Re: [patch NOT added to 3.12 stable tree] Don't feed anything but regular iovec's to blk_rq_map_user_iov

[Linus Torvalds]

On Tue, Dec 13, 2016 at 9:12 AM, Jiri Slaby <jslaby@suse.cz> wrote:
>
> BTW, is this a fix (or related):
> https://patchwork.kernel.org/patch/9467743/

That's a "we're probably going to restrict splice to people who
explicitly sign off on it". But not in that particular format.

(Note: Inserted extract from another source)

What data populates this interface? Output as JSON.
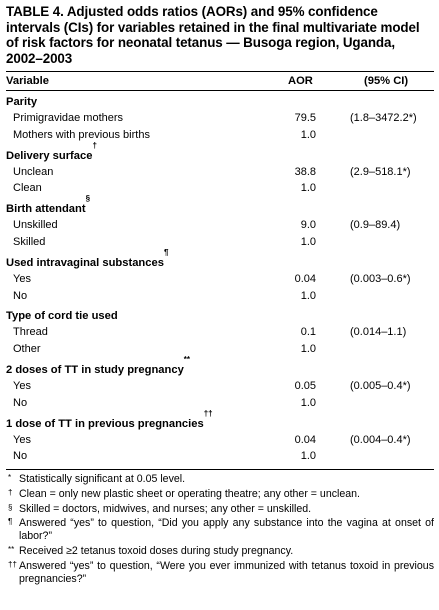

It should fix the issue too.

               Linus

Re: [patch NOT added to 3.12 stable tree] Don't feed anything but regular iovec's to blk_rq_map_user_iov

[Al Viro]

On Tue, Dec 13, 2016 at 09:09:25AM -0800, Linus Torvalds wrote:
> On Tue, Dec 13, 2016 at 9:05 AM, Al Viro <viro@zeniv.linux.org.uk> wrote:
> >
> > I really doubt it - there might be something subtle I'd missed, but AFAICS
> > it is vulnerable to the scenario above.
> 
> Hmm. So maybe just add
> 
>         if (segment_eq(get_fs(), KERNEL_DS))
>                 return -EINVAL;
> 
> to blk_rq_map_user_iov()?

To sg_write(), actually.  And we need it both in old branches and in
the mainline - sg_new_write() problem applies in mainline as well, and
if nothing else, it allows to perform reads from arbitrary kernel
space address; I'm not sure how easy it is to see the value it has
fetched, but it certainly can do unpleasant things to memory-mapped
IO registers.

As the matter of fact, bsg_write() is no better - blk_fill_sgv4_hdr_rq()
is called before we get to blk_rq_map_user() where your test would make
it fail, and it does
        if (copy_from_user(rq->cmd, (void __user *)(unsigned long)hdr->request,
                           hdr->request_len))   
                return -EFAULT;
with *hdr, including hrd->request, has come from the data fed to bsg_write().

So I think we should make both sg_write() and bsg_write() to fail as early
as possible when called with KERNEL_DS, mainline and all -stable branches.